Mr Mugabe is still there, seemingly ducking and weaving – and haggling?

From the point of view of diplomatic technique, this is another awkward Bad Leader moment.

When a Bad Leader finally runs out of road, he (it is almost always a he) above all wants to save his own sorry skin and ideally some sort of reputation too.

Plus around him are all sorts of malign growths which have developed in his shadow and have every reason to keep him propped up in place, so as to protect their ill-gotten gains and privileges for as long as possible.

Meanwhile millions of people whose lives and hopes have been wrecked by this tiny elite urgently want an end to their misery, but also feel that somehow justice should be done so that the Bad Leader and his cohorts do not at the end tip-toe away from their crimes unpunished and without being called to account for what they have done.

Thus the leading democrats’ conundrum. Do you try to prise away the Bad Leader’s powerful core supporters with promises of some sort of life under a new, better system, or at least a possible amnesty? Or do you forcibly bring the whole evil structure crashing down with the risk of plenty of chaotic bloodshed (including maybe your own) and no clear road to success?

If you do try to bring some of the Bad Supporters on board you risk opening yourself to the charge that ‘nothing has changed’ and that all your promises were hollow. But maybe you can spin that by noisily talking about ‘national reconciliation’ and the need to ‘look to the future’?

This problem has arisen many times in recent history.

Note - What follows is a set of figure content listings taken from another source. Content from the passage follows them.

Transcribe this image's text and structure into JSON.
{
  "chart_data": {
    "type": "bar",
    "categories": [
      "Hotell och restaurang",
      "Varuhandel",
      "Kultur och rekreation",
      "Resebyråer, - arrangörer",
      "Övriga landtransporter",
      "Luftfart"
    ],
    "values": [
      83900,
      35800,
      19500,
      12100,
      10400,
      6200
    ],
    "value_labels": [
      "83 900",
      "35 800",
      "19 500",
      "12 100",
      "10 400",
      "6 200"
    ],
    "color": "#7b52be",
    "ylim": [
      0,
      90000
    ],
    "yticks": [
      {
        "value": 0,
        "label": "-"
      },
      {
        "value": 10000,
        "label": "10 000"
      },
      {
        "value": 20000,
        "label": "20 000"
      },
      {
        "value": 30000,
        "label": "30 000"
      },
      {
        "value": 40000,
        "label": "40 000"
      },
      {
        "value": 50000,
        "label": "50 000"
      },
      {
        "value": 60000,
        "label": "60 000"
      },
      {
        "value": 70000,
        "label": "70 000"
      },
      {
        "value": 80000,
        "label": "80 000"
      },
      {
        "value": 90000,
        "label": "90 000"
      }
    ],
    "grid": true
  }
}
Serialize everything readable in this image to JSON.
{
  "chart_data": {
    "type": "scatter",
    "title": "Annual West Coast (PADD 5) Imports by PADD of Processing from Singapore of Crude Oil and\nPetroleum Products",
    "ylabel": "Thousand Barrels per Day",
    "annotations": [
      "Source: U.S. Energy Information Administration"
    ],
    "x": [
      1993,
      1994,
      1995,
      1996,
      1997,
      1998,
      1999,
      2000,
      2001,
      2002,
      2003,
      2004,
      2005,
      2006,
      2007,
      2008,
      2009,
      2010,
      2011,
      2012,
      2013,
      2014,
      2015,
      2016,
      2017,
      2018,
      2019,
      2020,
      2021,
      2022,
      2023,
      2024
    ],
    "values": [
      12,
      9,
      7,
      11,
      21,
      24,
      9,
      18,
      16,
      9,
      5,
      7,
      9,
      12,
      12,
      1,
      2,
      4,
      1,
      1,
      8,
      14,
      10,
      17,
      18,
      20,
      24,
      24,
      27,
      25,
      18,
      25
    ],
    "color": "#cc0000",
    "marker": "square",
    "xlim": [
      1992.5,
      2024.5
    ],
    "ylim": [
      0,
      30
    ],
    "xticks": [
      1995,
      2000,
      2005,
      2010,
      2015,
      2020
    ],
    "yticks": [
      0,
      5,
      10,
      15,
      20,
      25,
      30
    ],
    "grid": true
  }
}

See the debates still rumbling on in Poland over the deal struck by Solidarity with the Communists, which President Kaczynski and many others think was too generous to the erstwhile oppressors. 

Or take the fall of Milosevic, where Zoran Djindjic managed to get some of the worst Milosevic gangsters to arrest him – who else would or could do it? Those same gangster structures murdered Djindjic too when he came after them.

South Africa finessed this problem to some extent by its Truth and Reconciliation process. Even if the worst apartheid oppressors were not all punished, they at least were forced to confront their victims.

There is no clear answer. Bad Leaders necessarily create a filthy moral and political wasteland around them, making it next to impossible for anyone honest operating there to stay and look clean.

My view?

Bad Leaders should not escape unpunished. If they do so, their evil influence will linger on and poison the atmosphere.

Freedom can put down deep strong roots only in clean, clear soil with fresh water. Those who want freedom may have to pay a high price to get it, adding to all the other high prices they have already paid suffering during its long absence.  

One thing alone is sure. The ‘international community’ will not be braver than the people on the ground, and will come up with all sorts of reasons for ‘avoiding bloodshed’, ‘showing restraint’, ‘being merciful’ and ‘conciliatory’.

And all sorts of people fatuously will try to claim that even the likes of Mugabe are far better than Western Imperialism.

Why? Because as well as the small number of Really Bad Leaders there are plenty of Fairly Bad Leaders out there who have a great interest in not seeing crime punished anywhere, thereby setting a firm precedent for honesty and decency. 

In the seedy circumstances of international politics, too much Honesty and Decency could be … unhelpful.